Part I: The Hidden Variable
Growth theory has a hole in it. For half a century, economists have measured the contributions of capital and labor to output and consistently found that these two factors explain only a fraction of what economies actually produce. The remainder, often amounting to half or more of total growth, gets attributed to a residual called "technology" or "total factor productivity," but the residual is not an explanation; it is a confession of ignorance dressed in Greek letters.
What might the residual conceal? A heterodox tradition running from Frederick Soddy through Nicholas Georgescu-Roegen to Robert Ayres has long argued that the missing variable is energy, specifically energy converted into useful work. When this conversion is modeled explicitly, the residual shrinks dramatically, and what looked like technological magic reveals itself as thermodynamic accounting.

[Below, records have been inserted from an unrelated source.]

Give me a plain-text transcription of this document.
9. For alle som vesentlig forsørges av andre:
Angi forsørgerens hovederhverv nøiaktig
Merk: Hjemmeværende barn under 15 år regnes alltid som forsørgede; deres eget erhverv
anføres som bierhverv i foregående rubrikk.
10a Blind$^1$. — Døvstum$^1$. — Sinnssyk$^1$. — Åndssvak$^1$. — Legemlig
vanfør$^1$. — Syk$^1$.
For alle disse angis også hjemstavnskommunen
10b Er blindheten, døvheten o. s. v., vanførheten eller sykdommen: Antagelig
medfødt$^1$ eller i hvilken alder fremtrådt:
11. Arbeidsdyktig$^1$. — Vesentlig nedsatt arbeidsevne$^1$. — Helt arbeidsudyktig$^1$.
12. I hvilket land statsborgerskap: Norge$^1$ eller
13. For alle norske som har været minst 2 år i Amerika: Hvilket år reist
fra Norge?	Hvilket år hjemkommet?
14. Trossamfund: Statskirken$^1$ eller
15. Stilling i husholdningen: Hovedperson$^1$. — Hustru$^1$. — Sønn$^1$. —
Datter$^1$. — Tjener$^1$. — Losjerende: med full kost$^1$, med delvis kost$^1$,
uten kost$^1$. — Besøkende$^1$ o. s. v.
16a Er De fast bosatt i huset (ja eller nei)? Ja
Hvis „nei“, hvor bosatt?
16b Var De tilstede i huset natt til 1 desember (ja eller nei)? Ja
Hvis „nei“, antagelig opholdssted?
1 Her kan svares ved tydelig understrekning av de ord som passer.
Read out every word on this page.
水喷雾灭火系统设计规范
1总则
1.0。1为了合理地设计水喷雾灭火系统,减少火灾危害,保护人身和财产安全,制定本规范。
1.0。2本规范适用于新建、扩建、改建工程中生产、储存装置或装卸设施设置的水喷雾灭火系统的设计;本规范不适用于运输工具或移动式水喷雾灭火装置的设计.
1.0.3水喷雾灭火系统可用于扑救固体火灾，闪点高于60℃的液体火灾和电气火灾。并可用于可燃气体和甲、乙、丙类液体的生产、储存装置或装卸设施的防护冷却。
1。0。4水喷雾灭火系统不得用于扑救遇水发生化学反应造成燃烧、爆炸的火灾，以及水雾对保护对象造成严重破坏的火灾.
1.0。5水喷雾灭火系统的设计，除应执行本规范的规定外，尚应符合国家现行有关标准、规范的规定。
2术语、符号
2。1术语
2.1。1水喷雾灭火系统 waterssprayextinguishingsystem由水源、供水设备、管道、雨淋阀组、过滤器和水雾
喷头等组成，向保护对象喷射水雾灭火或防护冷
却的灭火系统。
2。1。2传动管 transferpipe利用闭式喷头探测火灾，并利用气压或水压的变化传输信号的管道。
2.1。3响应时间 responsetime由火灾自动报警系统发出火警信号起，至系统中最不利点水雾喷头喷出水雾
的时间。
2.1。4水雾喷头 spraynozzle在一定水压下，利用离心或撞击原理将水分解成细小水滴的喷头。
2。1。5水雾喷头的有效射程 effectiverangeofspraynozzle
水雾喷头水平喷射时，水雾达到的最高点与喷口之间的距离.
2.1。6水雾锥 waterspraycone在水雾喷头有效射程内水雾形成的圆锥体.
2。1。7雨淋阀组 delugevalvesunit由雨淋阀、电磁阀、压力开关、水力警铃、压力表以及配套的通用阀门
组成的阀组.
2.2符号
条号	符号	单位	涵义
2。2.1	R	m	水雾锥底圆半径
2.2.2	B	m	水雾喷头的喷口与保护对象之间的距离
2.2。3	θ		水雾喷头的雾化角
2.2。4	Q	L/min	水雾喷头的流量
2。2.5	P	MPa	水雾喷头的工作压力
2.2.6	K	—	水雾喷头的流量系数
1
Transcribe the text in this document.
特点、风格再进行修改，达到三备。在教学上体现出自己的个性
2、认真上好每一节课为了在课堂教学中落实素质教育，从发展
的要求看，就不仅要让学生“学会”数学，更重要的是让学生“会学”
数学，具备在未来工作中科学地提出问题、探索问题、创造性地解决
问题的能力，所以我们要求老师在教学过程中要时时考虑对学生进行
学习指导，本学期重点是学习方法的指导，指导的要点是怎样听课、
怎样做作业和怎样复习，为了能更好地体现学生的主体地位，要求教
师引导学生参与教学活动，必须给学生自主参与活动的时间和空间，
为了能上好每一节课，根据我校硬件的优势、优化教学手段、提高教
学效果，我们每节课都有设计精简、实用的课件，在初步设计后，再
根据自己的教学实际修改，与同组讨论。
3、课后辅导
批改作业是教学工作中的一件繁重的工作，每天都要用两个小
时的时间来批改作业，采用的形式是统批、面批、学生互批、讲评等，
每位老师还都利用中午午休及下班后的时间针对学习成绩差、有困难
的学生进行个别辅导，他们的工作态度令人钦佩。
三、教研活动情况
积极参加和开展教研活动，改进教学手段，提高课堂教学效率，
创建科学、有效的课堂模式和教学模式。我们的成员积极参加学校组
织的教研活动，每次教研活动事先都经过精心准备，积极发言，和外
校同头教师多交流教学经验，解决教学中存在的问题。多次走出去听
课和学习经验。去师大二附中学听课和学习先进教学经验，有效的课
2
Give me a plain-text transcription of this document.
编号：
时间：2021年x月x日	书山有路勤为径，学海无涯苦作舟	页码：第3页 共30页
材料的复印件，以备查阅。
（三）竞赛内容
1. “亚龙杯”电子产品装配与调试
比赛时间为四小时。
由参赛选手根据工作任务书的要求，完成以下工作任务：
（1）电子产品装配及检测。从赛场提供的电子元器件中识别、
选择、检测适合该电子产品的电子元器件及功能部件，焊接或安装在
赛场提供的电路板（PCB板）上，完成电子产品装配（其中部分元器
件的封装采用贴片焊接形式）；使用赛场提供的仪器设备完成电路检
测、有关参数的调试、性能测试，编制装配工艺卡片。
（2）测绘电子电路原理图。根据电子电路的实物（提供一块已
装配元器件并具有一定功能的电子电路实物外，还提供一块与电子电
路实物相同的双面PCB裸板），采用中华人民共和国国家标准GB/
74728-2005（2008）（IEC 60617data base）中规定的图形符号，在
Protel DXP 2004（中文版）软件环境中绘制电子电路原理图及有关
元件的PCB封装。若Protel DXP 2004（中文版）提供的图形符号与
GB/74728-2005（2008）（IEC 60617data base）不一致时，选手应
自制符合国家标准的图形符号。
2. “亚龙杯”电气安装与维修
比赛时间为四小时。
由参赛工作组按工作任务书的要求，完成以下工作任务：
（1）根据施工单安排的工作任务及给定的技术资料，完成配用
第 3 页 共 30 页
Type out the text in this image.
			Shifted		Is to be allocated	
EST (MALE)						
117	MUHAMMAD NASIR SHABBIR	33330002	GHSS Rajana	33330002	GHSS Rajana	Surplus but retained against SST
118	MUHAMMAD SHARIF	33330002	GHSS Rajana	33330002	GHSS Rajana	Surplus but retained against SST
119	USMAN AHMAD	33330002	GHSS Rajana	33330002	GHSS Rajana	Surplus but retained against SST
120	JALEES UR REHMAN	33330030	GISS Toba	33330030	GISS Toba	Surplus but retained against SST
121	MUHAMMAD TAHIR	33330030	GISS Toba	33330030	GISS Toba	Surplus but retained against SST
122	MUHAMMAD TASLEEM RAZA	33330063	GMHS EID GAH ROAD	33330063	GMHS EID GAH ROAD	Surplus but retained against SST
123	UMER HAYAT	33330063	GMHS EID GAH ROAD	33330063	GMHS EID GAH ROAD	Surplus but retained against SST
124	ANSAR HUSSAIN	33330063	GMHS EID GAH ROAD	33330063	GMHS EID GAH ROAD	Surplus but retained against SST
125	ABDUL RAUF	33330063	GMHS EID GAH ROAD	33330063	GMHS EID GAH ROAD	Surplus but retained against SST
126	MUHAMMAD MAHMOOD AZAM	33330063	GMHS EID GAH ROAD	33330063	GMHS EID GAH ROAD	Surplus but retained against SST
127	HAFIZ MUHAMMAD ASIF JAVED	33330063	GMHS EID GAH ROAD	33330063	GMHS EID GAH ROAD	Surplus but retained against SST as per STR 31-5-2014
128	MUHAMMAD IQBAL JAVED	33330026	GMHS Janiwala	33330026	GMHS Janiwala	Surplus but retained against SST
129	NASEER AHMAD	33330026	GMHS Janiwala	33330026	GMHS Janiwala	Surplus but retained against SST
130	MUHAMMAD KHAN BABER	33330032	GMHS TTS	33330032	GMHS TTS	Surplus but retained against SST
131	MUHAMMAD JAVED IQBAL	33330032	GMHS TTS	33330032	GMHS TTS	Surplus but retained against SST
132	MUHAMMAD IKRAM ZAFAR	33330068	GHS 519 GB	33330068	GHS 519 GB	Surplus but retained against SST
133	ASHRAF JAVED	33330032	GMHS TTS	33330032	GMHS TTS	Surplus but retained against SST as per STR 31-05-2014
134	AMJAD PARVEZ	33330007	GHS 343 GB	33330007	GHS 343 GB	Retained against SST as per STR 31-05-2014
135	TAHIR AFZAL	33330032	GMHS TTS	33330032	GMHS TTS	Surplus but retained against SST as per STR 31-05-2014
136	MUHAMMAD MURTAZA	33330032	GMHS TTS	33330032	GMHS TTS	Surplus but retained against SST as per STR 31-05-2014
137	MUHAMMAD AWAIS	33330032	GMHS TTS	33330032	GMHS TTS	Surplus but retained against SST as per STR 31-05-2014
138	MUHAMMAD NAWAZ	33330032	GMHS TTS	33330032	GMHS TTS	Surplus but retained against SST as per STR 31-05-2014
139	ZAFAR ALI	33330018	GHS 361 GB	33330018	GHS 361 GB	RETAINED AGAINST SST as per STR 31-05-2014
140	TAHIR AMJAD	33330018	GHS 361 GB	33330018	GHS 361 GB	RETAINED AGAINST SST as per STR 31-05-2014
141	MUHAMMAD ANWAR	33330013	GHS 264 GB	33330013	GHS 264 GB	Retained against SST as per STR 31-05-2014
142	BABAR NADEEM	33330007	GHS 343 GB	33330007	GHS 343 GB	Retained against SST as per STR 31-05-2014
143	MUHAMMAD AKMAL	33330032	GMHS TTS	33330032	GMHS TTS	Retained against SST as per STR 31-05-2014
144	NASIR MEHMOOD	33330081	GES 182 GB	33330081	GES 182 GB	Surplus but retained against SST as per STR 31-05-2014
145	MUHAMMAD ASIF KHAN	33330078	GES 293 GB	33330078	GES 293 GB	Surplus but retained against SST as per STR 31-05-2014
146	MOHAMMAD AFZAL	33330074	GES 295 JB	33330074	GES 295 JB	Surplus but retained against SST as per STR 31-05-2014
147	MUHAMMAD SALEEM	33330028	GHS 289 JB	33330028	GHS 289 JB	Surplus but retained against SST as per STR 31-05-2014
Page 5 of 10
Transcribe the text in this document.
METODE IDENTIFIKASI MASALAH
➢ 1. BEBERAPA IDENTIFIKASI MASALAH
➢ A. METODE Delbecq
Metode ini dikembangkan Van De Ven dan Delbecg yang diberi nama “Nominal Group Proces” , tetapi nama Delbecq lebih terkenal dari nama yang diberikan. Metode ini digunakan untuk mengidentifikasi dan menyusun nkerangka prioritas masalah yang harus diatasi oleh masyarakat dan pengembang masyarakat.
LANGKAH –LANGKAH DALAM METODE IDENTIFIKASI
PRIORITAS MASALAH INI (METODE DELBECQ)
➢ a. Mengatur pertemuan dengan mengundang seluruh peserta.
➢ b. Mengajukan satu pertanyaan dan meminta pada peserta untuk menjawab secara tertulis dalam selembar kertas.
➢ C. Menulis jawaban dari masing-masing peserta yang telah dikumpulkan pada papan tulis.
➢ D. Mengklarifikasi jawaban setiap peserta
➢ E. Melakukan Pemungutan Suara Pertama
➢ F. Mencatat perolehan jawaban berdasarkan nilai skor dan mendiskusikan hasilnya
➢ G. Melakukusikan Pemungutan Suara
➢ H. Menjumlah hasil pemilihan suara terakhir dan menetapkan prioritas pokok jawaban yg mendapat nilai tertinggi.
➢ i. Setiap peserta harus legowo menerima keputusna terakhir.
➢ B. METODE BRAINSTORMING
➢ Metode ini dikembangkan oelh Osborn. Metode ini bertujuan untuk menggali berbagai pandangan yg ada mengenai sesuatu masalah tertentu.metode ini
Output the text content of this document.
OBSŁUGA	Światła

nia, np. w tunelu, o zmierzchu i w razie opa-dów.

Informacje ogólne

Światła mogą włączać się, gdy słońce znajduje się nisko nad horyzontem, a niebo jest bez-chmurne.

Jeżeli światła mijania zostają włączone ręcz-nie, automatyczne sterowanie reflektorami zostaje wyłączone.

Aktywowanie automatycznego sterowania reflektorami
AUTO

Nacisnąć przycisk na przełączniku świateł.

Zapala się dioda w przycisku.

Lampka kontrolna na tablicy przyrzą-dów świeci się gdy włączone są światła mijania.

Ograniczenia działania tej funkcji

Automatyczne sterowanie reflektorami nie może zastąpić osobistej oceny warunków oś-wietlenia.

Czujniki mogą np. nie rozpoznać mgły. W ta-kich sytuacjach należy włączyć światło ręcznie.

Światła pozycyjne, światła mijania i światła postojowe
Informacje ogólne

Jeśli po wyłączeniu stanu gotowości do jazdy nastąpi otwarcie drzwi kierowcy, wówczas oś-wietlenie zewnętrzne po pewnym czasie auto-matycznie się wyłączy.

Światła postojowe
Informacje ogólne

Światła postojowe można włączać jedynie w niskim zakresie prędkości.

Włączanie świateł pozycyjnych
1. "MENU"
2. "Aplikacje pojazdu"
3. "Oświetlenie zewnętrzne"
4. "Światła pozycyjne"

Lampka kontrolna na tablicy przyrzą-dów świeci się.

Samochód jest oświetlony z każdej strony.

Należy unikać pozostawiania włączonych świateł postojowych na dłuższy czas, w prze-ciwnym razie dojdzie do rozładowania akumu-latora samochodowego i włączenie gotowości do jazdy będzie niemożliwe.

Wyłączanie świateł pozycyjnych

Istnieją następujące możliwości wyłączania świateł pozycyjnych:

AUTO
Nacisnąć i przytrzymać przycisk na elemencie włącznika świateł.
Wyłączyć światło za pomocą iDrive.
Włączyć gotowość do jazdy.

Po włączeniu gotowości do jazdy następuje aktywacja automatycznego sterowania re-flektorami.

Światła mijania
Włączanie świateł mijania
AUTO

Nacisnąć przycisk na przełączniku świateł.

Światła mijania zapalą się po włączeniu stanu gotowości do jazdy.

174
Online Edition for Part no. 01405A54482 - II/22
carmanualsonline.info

This argument matters because it grounds everything that follows. If output depends on energy conversion in ways that standard models obscure, then a transition in how energy converts into economically useful form is not a minor adjustment to be absorbed by existing frameworks. It is a regime change of the type that reorders what counts as wealth, what commands margin, and where returns collect. The sections ahead trace this hidden variable from Soddy's radioactive economics through Solow's residual to Wrigley's account of England's escape from organic constraints. The destination by the end of Part I is a framework in which energy is not one input among many but the core substrate from which all inputs derive.